World's Largest Working Computing Grid
fenimor writes "UK particle physicists claim that they will demonstrate the world's largest, working computing Grid with over 6,000 computers at 78 sites internationally. The Large Hadron Collider Computing Grid is built to deal with 15 Petabytes of data each year from the Large Hadron Collider (LHC), currently under construction at CERN in Geneva. 'This is a great achievement for particle physics and for e-Science,' says Professor Tony Doyle, leader of GridPP. 'Our next aim is to scale up the computing power available by a factor of ten'."
Does anybody know facts about the computing power of the grid? How many teraflops will it be able to achieve?
What's the point of the Grid thingy if they've also setup this?
http://lhcathome.cern.ch/
Cheers,
Erick
http://www.busyweather.com/
I am not sure how they define largest...
;)
Are these 6000 super computers? Or just other computers?
Distributed.net had around 330 thousand participants on the latest completed rc5 key.They had 15 thousand active on the last day of the challenge.
I would say this is much larger in computer numbers, but since they dont mention almost any usefull information in the article, I'm not sure if more computer power would be in the d.net.
However the line: By 2007, this Grid will have the equivalent of 100,000 of today's fastest computers working together to produce a 'virtual supercomputer', which can be expanded and developed as needed
So right now it isnt even 100 thousand computers, maybe not even close, so the computing power might be similar. (assuming 15 thousand active computers on d.net)
Either way, right now i highly doubt its the largest
It's easier to fight for one's principles than to live up to them.
One of my buddies was an early numerical modeller. If I learned one thing from him it was that all the computer power in the world was no use if your model was even slightly defective.
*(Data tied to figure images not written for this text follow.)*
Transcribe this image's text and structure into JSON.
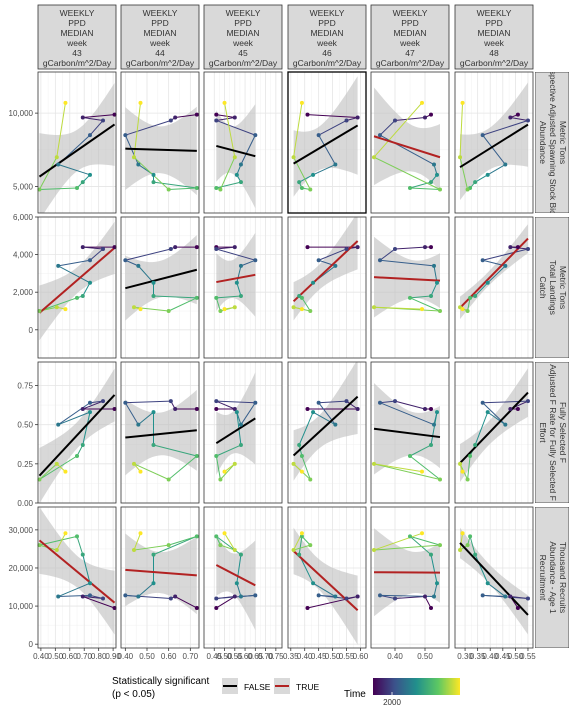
{
  "chart_data": {
    "type": "facet-grid",
    "col_strips": [
      [
        "WEEKLY",
        "PPD",
        "MEDIAN",
        "week",
        "43",
        "gCarbon/m^2/Day"
      ],
      [
        "WEEKLY",
        "PPD",
        "MEDIAN",
        "week",
        "44",
        "gCarbon/m^2/Day"
      ],
      [
        "WEEKLY",
        "PPD",
        "MEDIAN",
        "week",
        "45",
        "gCarbon/m^2/Day"
      ],
      [
        "WEEKLY",
        "PPD",
        "MEDIAN",
        "week",
        "46",
        "gCarbon/m^2/Day"
      ],
      [
        "WEEKLY",
        "PPD",
        "MEDIAN",
        "week",
        "47",
        "gCarbon/m^2/Day"
      ],
      [
        "WEEKLY",
        "PPD",
        "MEDIAN",
        "week",
        "48",
        "gCarbon/m^2/Day"
      ]
    ],
    "row_strips": [
      [
        "Abundance",
        "Retrospective Adjusted Spawning Stock Biomass",
        "Metric Tons"
      ],
      [
        "Catch",
        "Total Landings",
        "Metric Tons"
      ],
      [
        "Effort",
        "Adjusted F Rate for Fully Selected F",
        "Fully Selected F"
      ],
      [
        "Recruitment",
        "Abundance - Age 1",
        "Thousand Recruits"
      ]
    ],
    "y_axes": [
      {
        "ylim": [
          3200,
          12800
        ],
        "ticks": [
          5000,
          10000
        ],
        "tick_labels": [
          "5,000",
          "10,000"
        ]
      },
      {
        "ylim": [
          -1500,
          6000
        ],
        "ticks": [
          0,
          2000,
          4000,
          6000
        ],
        "tick_labels": [
          "0",
          "2,000",
          "4,000",
          "6,000"
        ]
      },
      {
        "ylim": [
          0,
          0.9
        ],
        "ticks": [
          0,
          0.25,
          0.5,
          0.75
        ],
        "tick_labels": [
          "0.00",
          "0.25",
          "0.50",
          "0.75"
        ]
      },
      {
        "ylim": [
          -1000,
          36000
        ],
        "ticks": [
          0,
          10000,
          20000,
          30000
        ],
        "tick_labels": [
          "0",
          "10,000",
          "20,000",
          "30,000"
        ]
      }
    ],
    "x_axes": [
      {
        "xlim": [
          0.38,
          0.92
        ],
        "ticks": [
          0.4,
          0.5,
          0.6,
          0.7,
          0.8,
          0.9
        ],
        "tick_labels": [
          "0.40",
          "0.50",
          "0.60",
          "0.70",
          "0.80",
          "0.90"
        ]
      },
      {
        "xlim": [
          0.38,
          0.74
        ],
        "ticks": [
          0.4,
          0.5,
          0.6,
          0.7
        ],
        "tick_labels": [
          "0.40",
          "0.50",
          "0.60",
          "0.70"
        ]
      },
      {
        "xlim": [
          0.4,
          0.78
        ],
        "ticks": [
          0.45,
          0.5,
          0.55,
          0.6,
          0.65,
          0.7,
          0.75
        ],
        "tick_labels": [
          "0.45",
          "0.50",
          "0.55",
          "0.60",
          "0.65",
          "0.70",
          "0.75"
        ]
      },
      {
        "xlim": [
          0.34,
          0.62
        ],
        "ticks": [
          0.35,
          0.4,
          0.45,
          0.5,
          0.55,
          0.6
        ],
        "tick_labels": [
          "0.35",
          "0.40",
          "0.45",
          "0.50",
          "0.55",
          "0.60"
        ]
      },
      {
        "xlim": [
          0.32,
          0.58
        ],
        "ticks": [
          0.4,
          0.5
        ],
        "tick_labels": [
          "0.40",
          "0.50"
        ]
      },
      {
        "xlim": [
          0.26,
          0.57
        ],
        "ticks": [
          0.3,
          0.35,
          0.4,
          0.45,
          0.5,
          0.55
        ],
        "tick_labels": [
          "0.30",
          "0.35",
          "0.40",
          "0.45",
          "0.50",
          "0.55"
        ]
      }
    ],
    "column_x": [
      [
        0.91,
        0.69,
        0.83,
        0.74,
        0.52,
        0.74,
        0.69,
        0.65,
        0.39,
        0.51,
        0.57
      ],
      [
        0.73,
        0.63,
        0.61,
        0.4,
        0.46,
        0.53,
        0.53,
        0.73,
        0.6,
        0.44,
        0.47
      ],
      [
        0.46,
        0.55,
        0.46,
        0.65,
        0.58,
        0.56,
        0.58,
        0.46,
        0.48,
        0.55,
        0.5
      ],
      [
        0.41,
        0.59,
        0.55,
        0.45,
        0.51,
        0.43,
        0.38,
        0.39,
        0.42,
        0.36,
        0.39
      ],
      [
        0.52,
        0.5,
        0.4,
        0.35,
        0.53,
        0.54,
        0.52,
        0.45,
        0.55,
        0.33,
        0.49
      ],
      [
        0.51,
        0.48,
        0.55,
        0.37,
        0.46,
        0.39,
        0.34,
        0.32,
        0.31,
        0.28,
        0.29
      ]
    ],
    "row_y": [
      [
        9900,
        9700,
        9500,
        8500,
        6500,
        5800,
        5300,
        4900,
        4800,
        7000,
        10700
      ],
      [
        4400,
        4400,
        4300,
        3700,
        3400,
        2500,
        1800,
        1700,
        1000,
        1200,
        1100
      ],
      [
        0.6,
        0.6,
        0.65,
        0.64,
        0.5,
        0.58,
        0.37,
        0.3,
        0.15,
        0.25,
        0.2
      ],
      [
        9500,
        12500,
        12000,
        12800,
        12500,
        16000,
        23500,
        28300,
        26000,
        24700,
        29100
      ]
    ],
    "years": [
      2000,
      2001,
      2002,
      2003,
      2004,
      2005,
      2006,
      2007,
      2008,
      2009,
      2010
    ],
    "significant": [
      [
        false,
        false,
        false,
        false,
        true,
        false
      ],
      [
        true,
        false,
        true,
        true,
        true,
        true
      ],
      [
        false,
        false,
        false,
        false,
        false,
        false
      ],
      [
        true,
        true,
        true,
        true,
        true,
        false
      ]
    ],
    "highlighted_panel": [
      0,
      3
    ],
    "legend": {
      "sig_title": [
        "Statistically significant",
        "(p < 0.05)"
      ],
      "sig_entries": [
        {
          "label": "FALSE",
          "color": "#000000"
        },
        {
          "label": "TRUE",
          "color": "#b22222"
        }
      ],
      "time_title": "Time",
      "time_tick": "2000",
      "colors": [
        "#440154",
        "#3b528b",
        "#21908c",
        "#5dc863",
        "#fde725"
      ]
    }
  }
}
The models tended to 'blow up'. Imagine a hundred foot wall of water moving majestically down the estuary.
Typical of stories about these giant computers, they don't really describe the problems they intend to solve. In a way, that is the more interesting story. Mind you, that story is much harder to tell if you want your audience to understand it.
True, and this makes it difficult for people who want to calculate protein folding or predict next weeks weather. But for particle physics computations we hardly need any communication between nodes at all. Rather, we need something simulated a huge amount of times (as in, "simulate this proton-proton collision 10 billion times") or "apply this fancy pattern recognition algorithm to each of these billions of events we took this week". Particle physics computations are to a large extent parallel in nature from the beginning.
The grid related problems faced in particle physics are of another nature, such as ensuring that the data is copied around the various grid facilities as needed and of ensuring that even if a given node fails to execute its job for some reason it is rerun elsewhere automatically - that sort of thing.